“It’s scary,” Wulfekuhle said. “It’s a huge risk to our industry.”
Iowa and Illinois are among the top five pork producing states in the U.S., an $8.1 billion industry with major exports to China, Japan and Mexico. If African Swine Fever reached the U.S. and spread to big pork-producing states like Iowa, “We’d be in a lot of trouble,” said Iowa State University economist Dermot Hayes.
“We’d lose almost all of those export markets overnight if we get this disease,” he said.
Hayes and other economists at Iowa State University predict African Swine Fever could generate massive losses for U.S. pork. Their study published in 2011 and updated in 2020 estimated the pork industry could lose $15 billion over two years and $50 billion over 10 years.

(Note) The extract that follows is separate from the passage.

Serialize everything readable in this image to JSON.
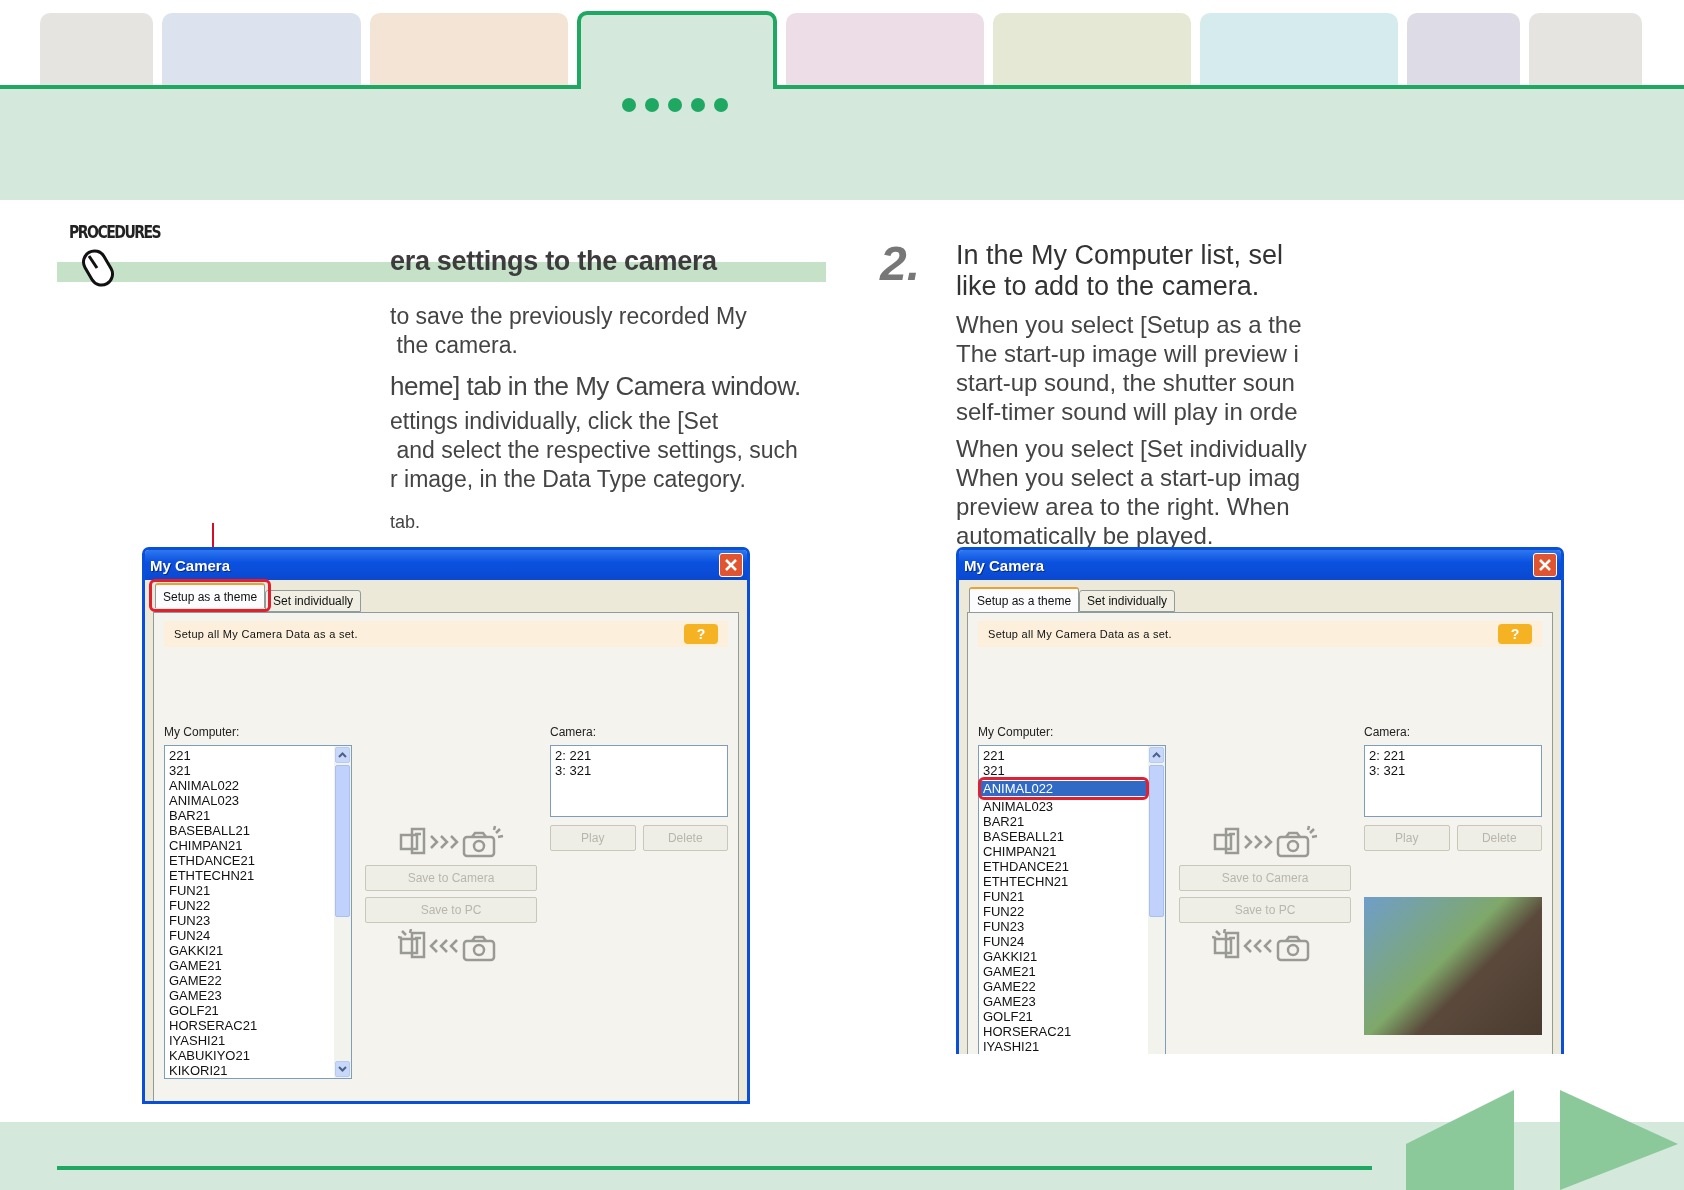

The worst-case scenario, Hayes said, would be if the disease gets into the feral hog population in the southern U.S. where it would be much harder to control.
“The challenge is to get rid of the disease as quickly as possible,” Hayes said.
The disease was first detected in the early 1900s in sub-Saharan Africa but has spread more widely in recent decades. There is no vaccine or cure.
With the detection of the disease in the Caribbean, the U.S. has strengthened border protections and no longer imports pork from Haiti or the Dominican Republic.
Jack Shere, an associate administrator with the USDA’s Animal and Plant Health Inspection Service said federal agencies have been keeping a close eye on the disease.
“Anything that we recover that’s pork-related from Haiti or from the Dominican Republic at the airports or from seaports, we confiscate that and we incinerate it,” he said.